Bobby Parnell put runners on second and third in the eighth before Freddy Galvis hit a comebacker. Parnell threw home to get Wigginton, but Thole was knocked silly in the process. Thole lay motionless for about two minutes before leaving the field on his own, replaced by Nickeas.
The Mets received a beneficial call to help keep the game tied 2-2 in the seventh. With the bases loaded and one out, Hunter Pence hit a grounder to Daniel Murphy for a potential inning-ending double play. But first base umpire Alan Porter ruled Pence beat Justin Turner’s relay. The point was moot: Second-base umpire Ron Kulpa said Shane Victorino, running from first, had left the base line and interfered with Turner’s throw. Three outs, and trouble averted by Parnell.
Wright’s two-run double in the sixth got the Mets on the board. Halladay had been cruising, working on a one-hitter with two outs in the inning, before Andres Torres walked and Kirk Nieuwenhuis singled him to second. Wright then slapped a shot inside the third-base bag, making it 2-2.

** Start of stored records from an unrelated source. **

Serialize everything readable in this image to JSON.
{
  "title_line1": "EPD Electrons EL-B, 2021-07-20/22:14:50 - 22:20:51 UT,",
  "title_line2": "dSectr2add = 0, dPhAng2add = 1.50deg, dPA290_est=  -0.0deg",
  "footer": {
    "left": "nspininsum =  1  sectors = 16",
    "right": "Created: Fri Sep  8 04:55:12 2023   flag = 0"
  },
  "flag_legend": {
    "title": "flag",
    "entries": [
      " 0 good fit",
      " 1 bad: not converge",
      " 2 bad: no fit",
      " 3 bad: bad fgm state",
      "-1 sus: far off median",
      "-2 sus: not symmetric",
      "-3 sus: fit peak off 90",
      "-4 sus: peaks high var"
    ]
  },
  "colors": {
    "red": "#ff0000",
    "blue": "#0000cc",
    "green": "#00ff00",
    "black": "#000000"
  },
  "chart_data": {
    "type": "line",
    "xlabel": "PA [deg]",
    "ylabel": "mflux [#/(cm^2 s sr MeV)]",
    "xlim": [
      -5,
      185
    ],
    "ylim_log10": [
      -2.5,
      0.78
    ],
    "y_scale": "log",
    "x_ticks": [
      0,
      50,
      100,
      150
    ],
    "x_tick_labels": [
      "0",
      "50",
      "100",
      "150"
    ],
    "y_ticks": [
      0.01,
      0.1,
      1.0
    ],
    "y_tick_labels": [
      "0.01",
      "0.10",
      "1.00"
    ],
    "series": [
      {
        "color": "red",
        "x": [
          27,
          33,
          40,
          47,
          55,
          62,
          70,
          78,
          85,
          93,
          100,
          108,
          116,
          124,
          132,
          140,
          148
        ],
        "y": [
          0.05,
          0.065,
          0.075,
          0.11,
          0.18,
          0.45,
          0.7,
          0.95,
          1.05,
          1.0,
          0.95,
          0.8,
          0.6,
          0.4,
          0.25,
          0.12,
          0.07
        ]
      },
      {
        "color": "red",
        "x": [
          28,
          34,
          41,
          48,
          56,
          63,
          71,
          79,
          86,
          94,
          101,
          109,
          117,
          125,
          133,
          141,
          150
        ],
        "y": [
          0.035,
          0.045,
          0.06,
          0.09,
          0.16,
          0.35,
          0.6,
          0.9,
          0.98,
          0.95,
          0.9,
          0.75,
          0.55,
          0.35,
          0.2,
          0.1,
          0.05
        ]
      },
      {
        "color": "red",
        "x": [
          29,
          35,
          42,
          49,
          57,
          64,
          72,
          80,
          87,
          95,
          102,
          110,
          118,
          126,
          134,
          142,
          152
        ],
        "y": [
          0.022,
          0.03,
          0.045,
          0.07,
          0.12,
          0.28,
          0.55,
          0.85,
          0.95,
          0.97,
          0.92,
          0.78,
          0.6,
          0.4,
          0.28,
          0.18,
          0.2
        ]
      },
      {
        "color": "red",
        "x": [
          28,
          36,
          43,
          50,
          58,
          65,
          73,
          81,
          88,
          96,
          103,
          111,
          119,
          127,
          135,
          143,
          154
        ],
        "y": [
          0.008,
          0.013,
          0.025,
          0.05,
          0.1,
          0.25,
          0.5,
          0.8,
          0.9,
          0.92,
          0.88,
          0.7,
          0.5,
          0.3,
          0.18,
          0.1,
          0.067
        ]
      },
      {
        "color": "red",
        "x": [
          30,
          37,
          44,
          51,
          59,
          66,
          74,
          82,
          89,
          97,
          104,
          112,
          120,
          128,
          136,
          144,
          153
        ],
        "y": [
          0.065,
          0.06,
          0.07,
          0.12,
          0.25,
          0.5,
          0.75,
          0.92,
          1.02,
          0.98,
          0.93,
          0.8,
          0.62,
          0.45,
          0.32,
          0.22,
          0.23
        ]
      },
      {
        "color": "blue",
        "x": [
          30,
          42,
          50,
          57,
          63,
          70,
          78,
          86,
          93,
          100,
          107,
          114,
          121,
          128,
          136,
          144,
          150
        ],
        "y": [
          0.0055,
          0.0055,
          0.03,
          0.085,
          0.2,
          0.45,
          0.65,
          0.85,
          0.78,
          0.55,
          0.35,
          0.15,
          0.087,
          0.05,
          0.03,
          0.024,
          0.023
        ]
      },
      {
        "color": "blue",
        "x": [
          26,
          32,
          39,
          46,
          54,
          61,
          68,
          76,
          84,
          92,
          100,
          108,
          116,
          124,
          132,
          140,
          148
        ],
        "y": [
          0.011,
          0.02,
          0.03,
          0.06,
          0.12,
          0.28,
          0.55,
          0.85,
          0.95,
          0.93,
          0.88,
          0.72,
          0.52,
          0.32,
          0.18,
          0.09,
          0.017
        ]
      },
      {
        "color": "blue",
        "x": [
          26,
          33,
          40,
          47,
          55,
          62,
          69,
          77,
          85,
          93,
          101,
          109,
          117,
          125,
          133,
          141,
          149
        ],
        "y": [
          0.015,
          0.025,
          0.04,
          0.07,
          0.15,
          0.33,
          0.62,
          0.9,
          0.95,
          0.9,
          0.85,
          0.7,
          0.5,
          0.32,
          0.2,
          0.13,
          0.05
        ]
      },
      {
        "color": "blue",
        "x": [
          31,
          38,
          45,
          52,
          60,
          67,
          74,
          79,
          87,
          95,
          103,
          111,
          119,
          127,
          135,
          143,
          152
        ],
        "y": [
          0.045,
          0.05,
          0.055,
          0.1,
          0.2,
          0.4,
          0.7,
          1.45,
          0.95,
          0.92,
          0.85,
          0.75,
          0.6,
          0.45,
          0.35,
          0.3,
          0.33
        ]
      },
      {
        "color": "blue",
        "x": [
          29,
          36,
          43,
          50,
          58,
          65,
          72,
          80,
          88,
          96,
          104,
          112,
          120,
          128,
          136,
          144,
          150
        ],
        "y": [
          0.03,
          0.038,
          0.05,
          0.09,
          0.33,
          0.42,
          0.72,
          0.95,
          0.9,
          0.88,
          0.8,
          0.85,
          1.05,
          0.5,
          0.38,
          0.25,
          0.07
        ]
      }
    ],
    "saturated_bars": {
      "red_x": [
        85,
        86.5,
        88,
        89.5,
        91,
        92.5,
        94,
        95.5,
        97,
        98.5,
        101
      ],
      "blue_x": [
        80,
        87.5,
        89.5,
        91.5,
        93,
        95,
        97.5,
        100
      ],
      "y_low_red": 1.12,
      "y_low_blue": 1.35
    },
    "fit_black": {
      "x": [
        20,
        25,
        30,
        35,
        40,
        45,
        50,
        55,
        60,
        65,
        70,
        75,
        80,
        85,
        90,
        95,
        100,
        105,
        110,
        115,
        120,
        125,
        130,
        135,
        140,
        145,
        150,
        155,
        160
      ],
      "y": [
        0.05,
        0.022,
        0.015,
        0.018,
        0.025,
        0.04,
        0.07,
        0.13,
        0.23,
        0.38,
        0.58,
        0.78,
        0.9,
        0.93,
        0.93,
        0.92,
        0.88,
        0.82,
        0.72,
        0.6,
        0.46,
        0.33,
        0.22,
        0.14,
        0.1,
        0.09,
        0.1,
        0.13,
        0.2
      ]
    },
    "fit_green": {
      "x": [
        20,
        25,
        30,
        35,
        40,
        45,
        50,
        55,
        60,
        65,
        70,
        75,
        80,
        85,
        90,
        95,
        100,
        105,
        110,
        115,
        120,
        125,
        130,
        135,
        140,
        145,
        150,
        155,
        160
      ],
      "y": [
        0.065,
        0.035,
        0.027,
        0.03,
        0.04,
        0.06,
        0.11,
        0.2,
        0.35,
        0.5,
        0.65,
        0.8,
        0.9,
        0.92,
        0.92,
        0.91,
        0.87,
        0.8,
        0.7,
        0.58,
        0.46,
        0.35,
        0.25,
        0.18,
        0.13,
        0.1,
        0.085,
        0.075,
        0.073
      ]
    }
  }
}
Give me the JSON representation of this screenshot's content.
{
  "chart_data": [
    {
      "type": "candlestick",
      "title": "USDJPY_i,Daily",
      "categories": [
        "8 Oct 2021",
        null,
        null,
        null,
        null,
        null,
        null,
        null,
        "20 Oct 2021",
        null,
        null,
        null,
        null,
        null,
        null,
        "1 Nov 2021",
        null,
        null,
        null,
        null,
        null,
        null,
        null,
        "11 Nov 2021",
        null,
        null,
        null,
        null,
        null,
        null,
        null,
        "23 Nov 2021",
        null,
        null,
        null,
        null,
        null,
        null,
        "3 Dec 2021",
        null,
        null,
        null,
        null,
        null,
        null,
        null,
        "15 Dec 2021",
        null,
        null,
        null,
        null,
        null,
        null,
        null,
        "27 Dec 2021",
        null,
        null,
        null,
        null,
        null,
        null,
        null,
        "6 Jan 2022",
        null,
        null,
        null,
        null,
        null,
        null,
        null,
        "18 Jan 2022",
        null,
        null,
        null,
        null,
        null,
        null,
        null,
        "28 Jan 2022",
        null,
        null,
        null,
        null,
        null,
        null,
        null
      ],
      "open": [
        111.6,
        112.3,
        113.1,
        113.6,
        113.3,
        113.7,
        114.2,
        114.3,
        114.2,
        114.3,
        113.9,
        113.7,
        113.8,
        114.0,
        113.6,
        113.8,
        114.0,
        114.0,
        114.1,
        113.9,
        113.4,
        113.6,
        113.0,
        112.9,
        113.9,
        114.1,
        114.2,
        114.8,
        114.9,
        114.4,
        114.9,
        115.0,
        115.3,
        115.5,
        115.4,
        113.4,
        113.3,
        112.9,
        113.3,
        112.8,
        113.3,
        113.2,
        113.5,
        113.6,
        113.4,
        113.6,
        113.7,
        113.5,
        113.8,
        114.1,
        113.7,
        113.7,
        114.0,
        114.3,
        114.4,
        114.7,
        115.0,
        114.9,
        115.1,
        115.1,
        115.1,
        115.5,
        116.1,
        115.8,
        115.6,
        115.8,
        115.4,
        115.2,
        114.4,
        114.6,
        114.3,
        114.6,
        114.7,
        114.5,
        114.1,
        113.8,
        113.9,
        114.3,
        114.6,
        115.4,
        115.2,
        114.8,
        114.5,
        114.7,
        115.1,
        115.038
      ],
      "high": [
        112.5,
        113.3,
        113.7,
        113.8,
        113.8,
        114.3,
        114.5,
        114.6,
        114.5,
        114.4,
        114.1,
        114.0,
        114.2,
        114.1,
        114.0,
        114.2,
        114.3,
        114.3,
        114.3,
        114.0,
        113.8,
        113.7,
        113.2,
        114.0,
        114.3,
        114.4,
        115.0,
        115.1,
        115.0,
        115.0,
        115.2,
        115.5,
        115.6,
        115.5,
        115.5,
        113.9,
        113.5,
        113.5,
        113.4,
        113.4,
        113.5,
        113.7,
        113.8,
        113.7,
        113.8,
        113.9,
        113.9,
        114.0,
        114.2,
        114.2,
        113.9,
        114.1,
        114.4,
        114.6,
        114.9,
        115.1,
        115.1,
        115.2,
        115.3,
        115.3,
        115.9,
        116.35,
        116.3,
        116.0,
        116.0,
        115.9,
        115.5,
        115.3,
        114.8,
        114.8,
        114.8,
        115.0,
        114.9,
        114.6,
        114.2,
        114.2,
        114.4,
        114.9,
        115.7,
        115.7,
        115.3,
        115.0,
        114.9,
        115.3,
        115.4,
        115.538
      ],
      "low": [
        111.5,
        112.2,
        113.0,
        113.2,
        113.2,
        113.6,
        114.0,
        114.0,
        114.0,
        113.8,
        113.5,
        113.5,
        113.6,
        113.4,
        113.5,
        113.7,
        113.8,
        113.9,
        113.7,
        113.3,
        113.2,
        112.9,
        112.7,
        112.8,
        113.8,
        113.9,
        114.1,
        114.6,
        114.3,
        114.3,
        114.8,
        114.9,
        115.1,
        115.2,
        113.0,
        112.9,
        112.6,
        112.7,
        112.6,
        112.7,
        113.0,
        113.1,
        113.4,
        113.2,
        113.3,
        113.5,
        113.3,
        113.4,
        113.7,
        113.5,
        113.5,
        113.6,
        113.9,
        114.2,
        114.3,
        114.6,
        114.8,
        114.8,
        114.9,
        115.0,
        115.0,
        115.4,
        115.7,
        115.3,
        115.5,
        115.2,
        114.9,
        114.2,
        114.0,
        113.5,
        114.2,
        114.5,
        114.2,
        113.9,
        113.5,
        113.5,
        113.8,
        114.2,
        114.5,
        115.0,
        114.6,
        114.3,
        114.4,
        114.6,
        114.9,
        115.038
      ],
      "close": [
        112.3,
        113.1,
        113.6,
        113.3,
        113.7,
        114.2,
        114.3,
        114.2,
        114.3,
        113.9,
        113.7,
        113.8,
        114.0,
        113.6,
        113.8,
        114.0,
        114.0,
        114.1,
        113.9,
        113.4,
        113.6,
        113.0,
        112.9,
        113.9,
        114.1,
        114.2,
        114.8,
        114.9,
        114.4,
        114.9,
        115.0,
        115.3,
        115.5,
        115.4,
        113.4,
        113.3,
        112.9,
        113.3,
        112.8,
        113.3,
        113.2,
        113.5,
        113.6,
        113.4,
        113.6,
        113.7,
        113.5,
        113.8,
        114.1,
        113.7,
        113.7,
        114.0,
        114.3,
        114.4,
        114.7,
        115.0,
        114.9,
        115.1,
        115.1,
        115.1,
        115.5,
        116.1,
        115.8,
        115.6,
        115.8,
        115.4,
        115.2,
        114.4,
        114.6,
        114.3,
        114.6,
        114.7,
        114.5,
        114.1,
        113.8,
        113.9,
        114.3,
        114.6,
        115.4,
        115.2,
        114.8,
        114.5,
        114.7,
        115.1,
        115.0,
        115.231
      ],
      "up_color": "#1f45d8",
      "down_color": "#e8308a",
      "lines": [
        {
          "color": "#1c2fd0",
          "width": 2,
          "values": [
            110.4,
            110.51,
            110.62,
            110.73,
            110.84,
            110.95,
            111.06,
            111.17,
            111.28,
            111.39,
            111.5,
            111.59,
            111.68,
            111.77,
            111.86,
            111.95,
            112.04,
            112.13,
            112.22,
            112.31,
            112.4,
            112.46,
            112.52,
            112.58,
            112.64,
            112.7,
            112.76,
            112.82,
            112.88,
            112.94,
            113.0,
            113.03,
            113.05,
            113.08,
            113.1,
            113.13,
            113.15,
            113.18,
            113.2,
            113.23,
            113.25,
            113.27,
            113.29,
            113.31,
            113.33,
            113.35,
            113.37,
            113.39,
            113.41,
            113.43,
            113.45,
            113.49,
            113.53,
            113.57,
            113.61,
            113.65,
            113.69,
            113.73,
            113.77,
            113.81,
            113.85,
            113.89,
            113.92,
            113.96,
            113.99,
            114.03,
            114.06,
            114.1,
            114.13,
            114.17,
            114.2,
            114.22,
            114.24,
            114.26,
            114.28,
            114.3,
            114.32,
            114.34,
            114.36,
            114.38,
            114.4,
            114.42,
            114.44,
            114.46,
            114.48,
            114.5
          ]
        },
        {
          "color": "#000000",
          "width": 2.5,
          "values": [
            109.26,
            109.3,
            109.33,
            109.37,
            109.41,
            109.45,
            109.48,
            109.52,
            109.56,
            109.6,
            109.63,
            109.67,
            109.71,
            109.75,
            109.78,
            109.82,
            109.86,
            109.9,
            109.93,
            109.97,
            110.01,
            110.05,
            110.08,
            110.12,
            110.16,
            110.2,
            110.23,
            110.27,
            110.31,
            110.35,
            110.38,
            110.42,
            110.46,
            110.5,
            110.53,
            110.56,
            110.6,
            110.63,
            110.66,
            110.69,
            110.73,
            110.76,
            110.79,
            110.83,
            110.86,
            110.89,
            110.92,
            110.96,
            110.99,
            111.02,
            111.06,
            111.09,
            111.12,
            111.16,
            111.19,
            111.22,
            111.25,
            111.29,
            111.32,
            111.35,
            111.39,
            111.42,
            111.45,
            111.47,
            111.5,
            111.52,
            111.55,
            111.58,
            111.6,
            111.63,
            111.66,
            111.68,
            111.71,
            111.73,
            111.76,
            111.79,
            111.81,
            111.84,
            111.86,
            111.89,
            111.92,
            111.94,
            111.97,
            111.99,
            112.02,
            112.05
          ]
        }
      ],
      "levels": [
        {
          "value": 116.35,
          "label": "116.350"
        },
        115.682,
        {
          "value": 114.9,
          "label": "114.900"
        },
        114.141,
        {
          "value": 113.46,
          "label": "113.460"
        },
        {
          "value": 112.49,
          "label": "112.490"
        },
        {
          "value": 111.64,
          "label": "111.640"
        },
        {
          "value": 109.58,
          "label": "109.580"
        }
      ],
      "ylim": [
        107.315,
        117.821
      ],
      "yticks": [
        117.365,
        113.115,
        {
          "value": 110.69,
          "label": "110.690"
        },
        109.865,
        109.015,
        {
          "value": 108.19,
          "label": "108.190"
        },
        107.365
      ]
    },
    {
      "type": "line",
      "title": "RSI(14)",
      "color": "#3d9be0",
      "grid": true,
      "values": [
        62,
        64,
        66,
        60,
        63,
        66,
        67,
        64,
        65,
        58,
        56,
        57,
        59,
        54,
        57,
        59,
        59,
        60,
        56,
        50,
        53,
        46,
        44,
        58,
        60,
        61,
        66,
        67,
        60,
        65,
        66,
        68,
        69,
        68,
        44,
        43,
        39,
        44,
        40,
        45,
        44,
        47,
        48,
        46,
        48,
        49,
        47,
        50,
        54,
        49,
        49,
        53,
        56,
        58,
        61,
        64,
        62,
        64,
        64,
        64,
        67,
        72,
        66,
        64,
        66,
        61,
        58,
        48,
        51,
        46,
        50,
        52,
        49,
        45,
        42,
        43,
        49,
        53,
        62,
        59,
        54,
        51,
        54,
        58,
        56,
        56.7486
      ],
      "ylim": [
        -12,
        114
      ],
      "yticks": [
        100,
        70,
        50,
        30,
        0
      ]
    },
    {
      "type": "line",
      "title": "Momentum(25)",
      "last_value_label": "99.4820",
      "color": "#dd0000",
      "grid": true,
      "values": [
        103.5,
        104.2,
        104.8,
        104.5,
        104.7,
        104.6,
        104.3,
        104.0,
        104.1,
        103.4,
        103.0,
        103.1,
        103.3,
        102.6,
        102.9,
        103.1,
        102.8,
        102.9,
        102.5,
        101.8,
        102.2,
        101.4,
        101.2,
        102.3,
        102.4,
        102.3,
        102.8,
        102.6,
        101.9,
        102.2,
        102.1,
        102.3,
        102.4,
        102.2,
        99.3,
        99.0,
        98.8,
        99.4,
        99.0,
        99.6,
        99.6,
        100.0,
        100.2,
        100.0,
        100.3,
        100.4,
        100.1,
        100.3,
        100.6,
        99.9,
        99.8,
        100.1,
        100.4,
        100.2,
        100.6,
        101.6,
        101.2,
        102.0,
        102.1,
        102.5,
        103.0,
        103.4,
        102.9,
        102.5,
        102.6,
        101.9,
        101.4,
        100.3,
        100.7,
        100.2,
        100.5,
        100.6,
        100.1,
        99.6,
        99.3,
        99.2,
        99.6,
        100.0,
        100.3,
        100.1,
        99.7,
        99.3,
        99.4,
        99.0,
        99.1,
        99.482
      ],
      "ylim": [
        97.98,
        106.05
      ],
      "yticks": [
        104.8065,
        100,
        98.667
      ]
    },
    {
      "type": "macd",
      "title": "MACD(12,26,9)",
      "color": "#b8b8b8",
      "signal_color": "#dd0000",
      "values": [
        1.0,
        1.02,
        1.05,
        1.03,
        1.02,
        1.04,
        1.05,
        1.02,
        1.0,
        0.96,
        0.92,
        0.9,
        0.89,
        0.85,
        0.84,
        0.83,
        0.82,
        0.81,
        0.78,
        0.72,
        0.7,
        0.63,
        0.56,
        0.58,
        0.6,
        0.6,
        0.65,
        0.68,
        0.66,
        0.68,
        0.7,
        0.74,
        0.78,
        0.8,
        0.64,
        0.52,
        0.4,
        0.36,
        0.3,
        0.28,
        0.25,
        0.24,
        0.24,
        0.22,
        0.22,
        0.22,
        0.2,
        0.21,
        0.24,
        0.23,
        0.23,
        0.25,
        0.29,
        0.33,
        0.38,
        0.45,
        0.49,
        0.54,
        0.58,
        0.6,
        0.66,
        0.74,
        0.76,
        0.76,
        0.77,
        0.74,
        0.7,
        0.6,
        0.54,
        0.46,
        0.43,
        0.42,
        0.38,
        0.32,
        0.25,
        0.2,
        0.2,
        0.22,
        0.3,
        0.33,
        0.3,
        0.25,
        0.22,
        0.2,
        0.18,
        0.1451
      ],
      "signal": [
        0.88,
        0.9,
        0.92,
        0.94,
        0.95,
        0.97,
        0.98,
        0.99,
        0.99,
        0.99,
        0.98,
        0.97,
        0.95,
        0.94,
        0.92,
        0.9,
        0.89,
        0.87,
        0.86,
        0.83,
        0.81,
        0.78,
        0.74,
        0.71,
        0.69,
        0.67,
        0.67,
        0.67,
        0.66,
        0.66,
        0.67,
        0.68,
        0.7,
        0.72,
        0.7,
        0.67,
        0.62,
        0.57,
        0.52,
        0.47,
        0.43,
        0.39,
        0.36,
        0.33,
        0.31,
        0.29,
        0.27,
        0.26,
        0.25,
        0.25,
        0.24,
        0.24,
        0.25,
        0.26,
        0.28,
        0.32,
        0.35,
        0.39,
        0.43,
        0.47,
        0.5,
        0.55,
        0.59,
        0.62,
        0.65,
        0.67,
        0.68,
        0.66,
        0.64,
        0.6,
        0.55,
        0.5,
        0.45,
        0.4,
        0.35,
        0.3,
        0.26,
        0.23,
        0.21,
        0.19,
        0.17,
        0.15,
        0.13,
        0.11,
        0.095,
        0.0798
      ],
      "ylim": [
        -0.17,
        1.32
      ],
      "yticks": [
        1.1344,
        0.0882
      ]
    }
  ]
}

“When you face some of the guys that are the best in the game, like [Halladay], like Cliff [Lee], you just can’t roll over,” Mets manager Terry Collins said. “You’ve got to battle and you’ve got to scratch and try to put the ball in play and make the most of it. I salute this club. This club doesn’t quit. They play hard from start to finish.”
Mets starter Jon Niese struggled with control and lasted only five innings, in which he allowed two earned runs on four hits and four walks before Manny Acosta, Parnell, Tim Byrdak and Frank Francisco combined for four scoreless innings.
Halladay had to settle for a no-decision after allowing two earned runs on five hits with seven strikeouts and one walk over seven innings. The no-decision ended Halladay’s streak of eight consecutive starts with a victory against the Mets, dating to 2006 when he pitched for the Blue Jays.
“[Halladay] was real dominant tonight,” Wright said. “We were fortunate to get those two runs and get him out of the game.”